I am not any less significant as others are, nor am I any more important as the rest of the world is.
Last Friday I brought my car to sears between wading through work demands. I discovered my muffler has been hanging pathetically and could let go any moment soon. On my way I remembered my oil has been due for change some two months back, so I thought I might as well do it then. After some wait, I was charged less than $20 for the oil change - the cheapest I've been charged ever - and got the muffler holder screwed back on free of charge. Happy with the deal and ecstatic with getting car issues out of my way, I made an effort to make sure people got credit for it, so I did the sears survey and gave glowing reviews.
Later that day, wondering why I haven't got my pay for a month now, I found out the reason was because I fell through the cracks. My name was unfortunately missed out in the roster amongst the others. The day even went worse when I found out from the Sears guy that the mechanic forgot to put my oil cap back on. Annoyed with the thought that I have to go back, and that my car could be in bigger trouble, I was transforming to Ms Hyde.
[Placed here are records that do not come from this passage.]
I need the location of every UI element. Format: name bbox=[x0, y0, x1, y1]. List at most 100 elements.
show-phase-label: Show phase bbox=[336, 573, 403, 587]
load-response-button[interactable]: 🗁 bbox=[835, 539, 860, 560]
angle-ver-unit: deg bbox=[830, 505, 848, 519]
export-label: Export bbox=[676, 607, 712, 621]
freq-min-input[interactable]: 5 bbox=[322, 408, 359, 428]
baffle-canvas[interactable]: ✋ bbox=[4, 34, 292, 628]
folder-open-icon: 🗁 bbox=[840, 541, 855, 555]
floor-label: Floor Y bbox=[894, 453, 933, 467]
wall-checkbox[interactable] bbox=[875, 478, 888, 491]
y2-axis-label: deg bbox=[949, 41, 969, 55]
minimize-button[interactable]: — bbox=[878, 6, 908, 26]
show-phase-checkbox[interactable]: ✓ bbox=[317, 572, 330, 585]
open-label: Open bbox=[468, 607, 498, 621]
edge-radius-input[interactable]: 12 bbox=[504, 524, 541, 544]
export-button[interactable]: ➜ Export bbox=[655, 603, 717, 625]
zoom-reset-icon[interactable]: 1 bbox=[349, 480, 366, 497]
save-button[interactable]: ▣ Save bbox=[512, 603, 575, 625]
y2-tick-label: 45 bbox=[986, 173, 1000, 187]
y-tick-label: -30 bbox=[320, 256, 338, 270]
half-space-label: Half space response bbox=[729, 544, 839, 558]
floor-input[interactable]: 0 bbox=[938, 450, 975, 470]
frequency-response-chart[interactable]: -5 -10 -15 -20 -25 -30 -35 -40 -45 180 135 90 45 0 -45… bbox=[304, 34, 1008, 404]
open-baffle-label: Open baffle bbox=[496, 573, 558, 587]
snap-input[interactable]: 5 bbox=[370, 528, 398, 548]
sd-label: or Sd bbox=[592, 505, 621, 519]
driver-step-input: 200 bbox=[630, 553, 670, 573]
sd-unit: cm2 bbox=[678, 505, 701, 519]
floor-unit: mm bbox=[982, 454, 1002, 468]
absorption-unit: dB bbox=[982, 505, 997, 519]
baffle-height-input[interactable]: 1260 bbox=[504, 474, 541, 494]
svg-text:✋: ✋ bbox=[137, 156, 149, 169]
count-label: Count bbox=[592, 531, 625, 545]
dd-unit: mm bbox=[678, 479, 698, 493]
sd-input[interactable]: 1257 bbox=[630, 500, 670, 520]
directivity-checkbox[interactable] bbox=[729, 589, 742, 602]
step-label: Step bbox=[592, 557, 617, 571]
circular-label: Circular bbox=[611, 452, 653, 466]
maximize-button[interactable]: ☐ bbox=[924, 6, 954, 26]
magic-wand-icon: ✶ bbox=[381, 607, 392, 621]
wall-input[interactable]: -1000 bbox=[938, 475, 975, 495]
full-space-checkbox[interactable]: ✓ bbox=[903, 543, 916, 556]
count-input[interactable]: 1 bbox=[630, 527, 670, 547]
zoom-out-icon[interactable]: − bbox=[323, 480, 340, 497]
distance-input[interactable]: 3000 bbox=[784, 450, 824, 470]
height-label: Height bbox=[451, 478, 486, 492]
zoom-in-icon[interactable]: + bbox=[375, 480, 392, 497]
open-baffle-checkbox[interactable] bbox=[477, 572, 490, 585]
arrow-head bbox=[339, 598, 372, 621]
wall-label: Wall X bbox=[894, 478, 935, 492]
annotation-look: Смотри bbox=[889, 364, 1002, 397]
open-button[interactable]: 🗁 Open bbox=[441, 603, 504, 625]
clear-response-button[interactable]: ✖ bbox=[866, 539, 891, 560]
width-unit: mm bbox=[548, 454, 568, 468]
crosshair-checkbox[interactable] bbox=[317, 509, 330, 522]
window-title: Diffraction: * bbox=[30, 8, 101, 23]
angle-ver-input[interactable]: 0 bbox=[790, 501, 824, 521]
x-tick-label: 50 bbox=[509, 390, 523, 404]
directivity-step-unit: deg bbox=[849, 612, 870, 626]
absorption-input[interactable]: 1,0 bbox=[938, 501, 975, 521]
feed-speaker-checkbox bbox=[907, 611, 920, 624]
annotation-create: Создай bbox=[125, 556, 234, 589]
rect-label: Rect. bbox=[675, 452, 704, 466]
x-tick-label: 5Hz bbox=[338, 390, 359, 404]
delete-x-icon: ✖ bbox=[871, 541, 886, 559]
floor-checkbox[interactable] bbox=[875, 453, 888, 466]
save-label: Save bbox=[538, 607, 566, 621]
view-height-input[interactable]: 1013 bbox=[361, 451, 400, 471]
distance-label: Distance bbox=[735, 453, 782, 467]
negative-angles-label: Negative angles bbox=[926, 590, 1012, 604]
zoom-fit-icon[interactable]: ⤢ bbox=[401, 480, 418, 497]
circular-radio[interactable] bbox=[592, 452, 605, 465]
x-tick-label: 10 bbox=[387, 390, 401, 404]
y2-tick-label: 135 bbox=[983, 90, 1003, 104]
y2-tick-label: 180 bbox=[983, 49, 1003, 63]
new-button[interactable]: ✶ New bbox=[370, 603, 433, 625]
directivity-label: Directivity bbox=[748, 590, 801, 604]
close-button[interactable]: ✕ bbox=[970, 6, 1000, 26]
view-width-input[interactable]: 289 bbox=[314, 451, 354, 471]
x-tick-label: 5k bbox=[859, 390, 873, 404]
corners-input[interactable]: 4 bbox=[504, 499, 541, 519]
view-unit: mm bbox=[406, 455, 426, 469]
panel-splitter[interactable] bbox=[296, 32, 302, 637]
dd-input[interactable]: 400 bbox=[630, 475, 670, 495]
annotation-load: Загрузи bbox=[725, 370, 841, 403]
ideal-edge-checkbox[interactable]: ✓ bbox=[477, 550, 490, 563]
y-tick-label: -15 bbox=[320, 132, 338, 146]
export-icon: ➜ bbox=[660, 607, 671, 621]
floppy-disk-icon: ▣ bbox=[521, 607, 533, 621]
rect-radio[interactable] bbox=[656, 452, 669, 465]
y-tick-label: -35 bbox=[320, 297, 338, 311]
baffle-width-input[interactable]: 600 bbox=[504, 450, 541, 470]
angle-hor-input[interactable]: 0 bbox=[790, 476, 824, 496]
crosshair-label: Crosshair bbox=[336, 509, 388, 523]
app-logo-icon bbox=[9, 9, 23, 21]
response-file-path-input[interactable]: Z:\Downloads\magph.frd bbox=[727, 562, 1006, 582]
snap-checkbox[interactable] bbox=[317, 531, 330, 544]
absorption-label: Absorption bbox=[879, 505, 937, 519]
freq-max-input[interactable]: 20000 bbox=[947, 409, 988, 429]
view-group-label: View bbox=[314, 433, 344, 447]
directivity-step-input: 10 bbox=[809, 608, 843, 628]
And then off to Sears Ms. Hyde went, spewing out like a tiny little mean Asian girl. It didn't help that after the clean up, the paint under the hood was rubbed off, making Ms Hyde on the verge of being Ms. Hulk. Spew and spew and spew, thinking she has a point. Unfortunately, whatever point there was, got drowned by her mean actions.
When the anger ebbed, I was left to realize that once again my temper have failed me. I was scared with the thought that I have started to think myself as bigger than who I am or what I perceive myself to be. I expect myself to be better than that.
I vowed from that day on - I will not see anyone less significant as myself. Nor will I see myself any less important than others.